In the Washington Post, one of the former proponents of Common Core wrote a piece explaining in detail how she had changed her mind…
If you have read the book, “Opening the Common Core”, she was the co-author….
Like many of us, she noticed a difference between the promise and the delivery.
Here is a true example being given to a 7 year old in music….
Kings and queens COMMISSIONED Mozart to write symphonies for celebrations and ceremonies. What does COMMISSION mean?
- to force someone to do work against his or her will
- to divide a piece of music into different movements
- to perform a long song accompanied by an orchestra
- to pay someone to create artwork or a piece of music
“Whether or not learning the word ‘commission’ is appropriate for second graders could be debated—I personally think it is a bit over the top. What is of deeper concern, however, is that during a time when 7 year olds should be listening to and making music, they are instead taking a vocabulary quiz.”
Here is another anecdote.
An English teacher in my building came to me with a ‘reading test’ that her third grader took. Her daughter did poorly on the test. As both a mother and an English teacher she knew that the difficulty of the passage and the questions were way over grade level. Her daughter, who is an excellent reader, was crushed. She and I looked on the side of the copy of the quiz and found the word “Pearson.” The school, responding to pressure from New York State, had purchased test prep materials from the company that makes the exam for the state.
It appears our tests are not teaching children to learn. Our tests are teaching them to hate learning. Children who hate learning do poorer than children who love to learn. It appears we are on course to raise a generation of dummies, not because of their genetic material, but because of our poorly planned testing regime and our misplacement of accountability.
When state education officials chide, “Don’t drill for the test, it does not work”, teachers laugh. Of course test prep works. Every parent who has ever paid hundreds of dollars for SAT prep knows it works …
The Common Core, for example, states it wants students to grow in five skill areas in English Language Arts — reading, writing, speaking, listening and collaboration. But the Common Core tests will only measure reading and writing. So only two will ever get taught because if those two are not passed, grave consequences shall occur.
The present reforms are led by the wrong drivers of change — individual accountability of teachers, linked to test scores and punishment, cannot be successful in transforming schools.
The over reaching principle of Common Core, as has been debated upon these pages, is a good idea.
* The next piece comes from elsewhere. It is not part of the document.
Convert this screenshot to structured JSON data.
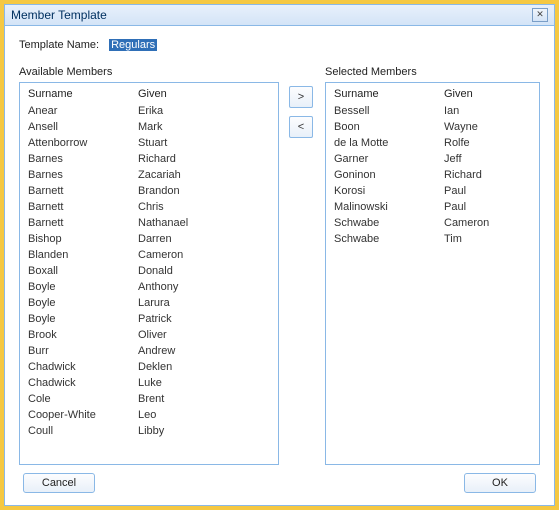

It is designed to make sure every student has a common pool of knowledge from which they later can branch out and specialize.
I get that.
Where we fail is on the delivery of that promise; and we are failing big time….. If and I say if because it takes all the money (profits) out of Common Core, we were driving Common Core and using their assessments strictly as a strategy of improvement, instead of a hammer of accountability, it could indeed be a powerful tool… Apparently it is, in Ontario, Canada, where they aren’t profit driven to our accountability “excess”….. it can be a powerful tool.
As it is…
A fool with a tool is still a fool. A fool with a powerful tool is a dangerous fool.